Apa yang sedang dirancang oleh Kemendikbudristek adalah pengembangan skema baru untuk Kartu Indonesia Pintar (KIP) Kuliah. Skema parsial ini bertujuan untuk memperluas cakupan penerima beasiswa agar dapat menjangkau lebih banyak mahasiswa yang memiliki potensi akademik tinggi.
Kebijakan ini disusun sebagai langkah responsif terhadap berbagai masukan yang diterima dari komunitas mahasiswa. Khususnya, perhatian diarahkan pada kelompok mahasiswa yang berada pada kategori ekonomi tertentu.
Sasaran utama dari penyesuaian kebijakan ini adalah mahasiswa yang tergolong dalam kelompok ekonomi desil 5. Kelompok ini diidentifikasi memiliki keterbatasan ekonomi yang cukup signifikan.

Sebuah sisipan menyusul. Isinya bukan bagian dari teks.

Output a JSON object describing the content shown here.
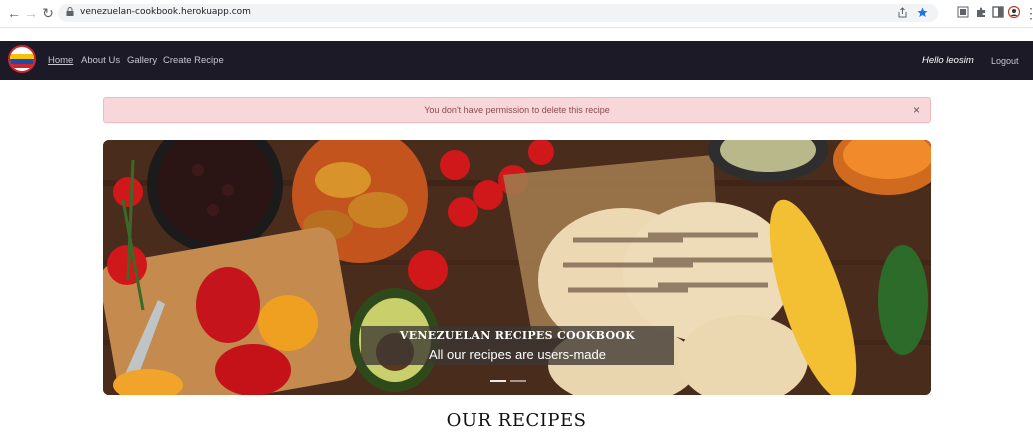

Namun, ironisnya, mahasiswa dari desil 5 tersebut saat ini belum memenuhi kriteria ketat yang ditetapkan untuk penerima KIP Kuliah reguler. Hal ini menciptakan celah dalam sistem dukungan yang ada bagi mereka.
Dilansir dari INFOTREN.ID, pengembangan skema parsial ini merupakan upaya untuk mengatasi kesenjangan tersebut. Tujuannya adalah memastikan bahwa potensi akademik tidak terhambat oleh kendala ekonomi.
Pihak Kemendikbudristek menyadari bahwa kelompok desil 5 masih memerlukan intervensi kebijakan agar dapat melanjutkan pendidikan tinggi mereka. Oleh karena itu, skema baru ini dirancang untuk memberikan bantuan yang lebih fleksibel.
"Inisiatif ini berupa pengembangan skema beasiswa parsial yang diharapkan dapat menjangkau lebih banyak mahasiswa berprestasi," demikian pernyataan yang menggarisbawahi tujuan utama dari perumusan kebijakan ini.
Kebijakan ini merupakan respons langsung terhadap masukan dan keluhan dari kalangan mahasiswa yang berada pada kelompok ekonomi desil 5. Hal ini menunjukkan adanya upaya pemerintah untuk mendengarkan aspirasi dari bawah.